Building structure with wireframes

After establishing the details of the features we wanted to focus on I moved towards designing the information architecture that would lead into informing the UI. Beginning with wireframes, the complexity of the interactions were added as the development was specced out. These wireframes went through iterations as various paths were explored before moving on to more detailed prototyping. Development work on the back end was continuing in parallel to this process and informed how I brought visualization to the data.

Balsamiq wireframes were used to share across teams for exploring structure and user interactions.

Making it look pretty

After the wireframes were rounded out for functionality and basic UI/UX, I moved on to implementing more detailed mock-ups and prototypes in InVision. Prototyping the UI was informed by using elements I had established for previous projects in the BizEquity ecosystem. The product and development teams gave feedback along the way. These screens were used in presentations to the CEO and stakeholders as well. This gave everyone involved a vision of the progress and shape the project and where its features were heading.

InVision was used to created interactive prototypes that could be shared across teams. A big hit at presentations to the board.

Results

The end product was named Advisor Office. This platform is one that serves the needs of our distinct sets of users. With an easy to follow process that gives an accurate valuation range to individuals, the small business owners have the option continue into the more complicated process for a full valuation.

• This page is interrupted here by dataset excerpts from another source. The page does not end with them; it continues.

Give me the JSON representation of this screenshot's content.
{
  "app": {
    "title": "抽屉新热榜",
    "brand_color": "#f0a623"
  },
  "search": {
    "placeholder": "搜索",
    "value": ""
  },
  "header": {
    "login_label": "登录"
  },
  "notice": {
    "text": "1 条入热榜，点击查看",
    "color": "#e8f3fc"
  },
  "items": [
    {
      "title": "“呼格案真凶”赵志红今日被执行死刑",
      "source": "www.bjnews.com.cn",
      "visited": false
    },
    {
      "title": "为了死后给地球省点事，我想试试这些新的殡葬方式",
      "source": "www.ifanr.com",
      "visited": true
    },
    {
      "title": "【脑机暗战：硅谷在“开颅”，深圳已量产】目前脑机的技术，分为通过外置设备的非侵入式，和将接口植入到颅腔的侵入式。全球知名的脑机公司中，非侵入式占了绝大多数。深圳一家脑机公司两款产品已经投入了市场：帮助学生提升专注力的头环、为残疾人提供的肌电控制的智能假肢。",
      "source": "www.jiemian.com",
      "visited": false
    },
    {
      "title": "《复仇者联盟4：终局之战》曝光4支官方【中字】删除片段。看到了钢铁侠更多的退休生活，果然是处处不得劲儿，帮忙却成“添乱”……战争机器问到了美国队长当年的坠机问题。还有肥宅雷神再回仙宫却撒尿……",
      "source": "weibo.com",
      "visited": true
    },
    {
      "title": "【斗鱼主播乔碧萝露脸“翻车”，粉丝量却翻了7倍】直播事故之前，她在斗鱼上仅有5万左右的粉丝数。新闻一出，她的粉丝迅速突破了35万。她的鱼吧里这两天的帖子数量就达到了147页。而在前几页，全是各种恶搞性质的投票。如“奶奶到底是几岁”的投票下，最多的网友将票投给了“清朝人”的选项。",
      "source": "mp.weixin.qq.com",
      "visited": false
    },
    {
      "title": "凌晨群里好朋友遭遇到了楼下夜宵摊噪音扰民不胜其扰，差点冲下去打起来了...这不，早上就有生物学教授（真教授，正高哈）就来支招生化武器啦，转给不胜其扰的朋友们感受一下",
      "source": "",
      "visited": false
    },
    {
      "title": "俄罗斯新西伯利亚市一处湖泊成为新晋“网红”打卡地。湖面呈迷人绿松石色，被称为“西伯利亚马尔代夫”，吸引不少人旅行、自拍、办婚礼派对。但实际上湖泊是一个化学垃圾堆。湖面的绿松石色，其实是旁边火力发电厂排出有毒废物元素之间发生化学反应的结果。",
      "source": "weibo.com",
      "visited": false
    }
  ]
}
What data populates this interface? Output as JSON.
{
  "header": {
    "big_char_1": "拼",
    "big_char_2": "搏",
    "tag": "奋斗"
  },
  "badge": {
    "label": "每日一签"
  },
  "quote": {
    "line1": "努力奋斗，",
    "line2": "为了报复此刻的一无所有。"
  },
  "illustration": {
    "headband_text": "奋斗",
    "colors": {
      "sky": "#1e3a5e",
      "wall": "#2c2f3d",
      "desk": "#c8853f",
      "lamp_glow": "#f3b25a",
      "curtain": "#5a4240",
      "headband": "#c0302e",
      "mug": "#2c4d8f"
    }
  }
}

We were also able to offer other paths for the small business owner is to get help from a professional, who we select from our network of advisors on our platform. Advisors are targeted with adding our valuation software to their personal offerings to their clients. A prospecting tool was also developed for these financial advisors to engage with small business owners. Given a white-label for their advisor practice creates a portal for their clients to engage our valuation process while giving the advisor the expertise of knowing what each element of the valuation means.

The resulting implementation of these features into our business valuation SaaS app brought us to serve a greater base of users in the form of financial advisors across many disciplines. This has continued to be the basis of our business model and brings in more new client and revenue numbers than any other engagement over our entire history of offerings. It has also been successful in retaining existing clients keeping retention in the 90% range month after month.

A few of the offerings that were designed to create the Advisor Office for BizEquity’s financial advisor clients. From top left: Public portal for BizEquity; Whitelabel for Advisor Office users to present to their clients; The valuation process that can be used by the public or branded for financial advisory firms; Prospecting service for advisors to locate and engage with business owners.